To Your Good Health: Climbing platelet count deserves reasonable diagnosis

BY KEITH ROACH, M.D.

DEAR DR. ROACH: My wife is 58 years old, in good health, exercises and gets regular checkups. The bloodwork from those checkups has shown that her platelet count was 400 a year ago, 600 six months ago and 800 a couple weeks ago. She went to a hematologist who had little more information than her internist on why it’s happening, stating it was “blood tumors.”

My wife has no other symptoms like bruising, bleeding, headaches, tiredness or vision issues. Her blood pressure is within the normal range. The hematologist wants to prescribe blood. The next step will be a bone marrow biopsy. The only thing she takes now is vitamins, and she will add a baby aspirin to her daily routine. The only changes to her lifestyle in the past year have been an increase in weight gain, but she is not overweight, and an increase in alcohol consumption. Both factors are a result of us being empty nesters and doing a lot more entertaining and traveling.

What are the causes of platelet counts dramatically increasing like that? Are there effective ways besides blood thinners to reduce or control the platelet production? — Anon.

ANSWER: I find the treatment of (and communication about) your wife’s condition frustrating (I’m being kind). You and your wife deserve to have the correct diagnosis and a thorough explanation of her treatment options. I hope she will hear more once the bone marrow biopsy is back.

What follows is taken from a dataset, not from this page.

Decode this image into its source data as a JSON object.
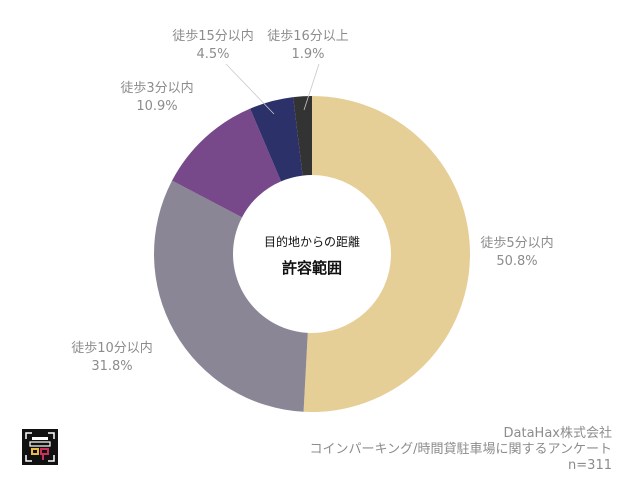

By far, the most likely diagnosis is essential thrombosis (“essential” in this context means we don’t know what causes it; the “thrombosis” means “too many blood-clotting cells,” otherwise known as platelets). ET is a chronic myeloproliferative neoplasm, a type of blood cell cancer. Most people with this disease have a mutation in the blood cell (an acquired mutation, one not present at birth) causing the cells that make platelets (called megakaryocytes) to proliferate in the bone marrow. The bone marrow biopsy will show large numbers of megakaryocytes if she indeed has ET. She will also be tested for the JAK2 mutation since that has important information to help predict the course of her disease.

Treatment for symptoms is not appropriate if she has no symptoms. The goals of treatment are to prevent complications of this disease (abnormal clotting is the major concern: bleeding is less common) and to be alert for transformation to a more aggressive disease, acute myelogenous leukemia.

There is no treatment known to cure this disease nor prevent its transformation to leukemia. However, most people with this disease do not have a shortening of their life expectancy.

The aspirin she was given was to reduce clot risk. If she turns out to be higher risk, she may be offered additional therapy, such as hydroxyurea, to reduce the number of clotting cells and further reduce clotting risk. Since hydroxyurea has a potential for side effects, it is given only if the benefits outweigh the risks. I’d like to hear back from you after the biopsy.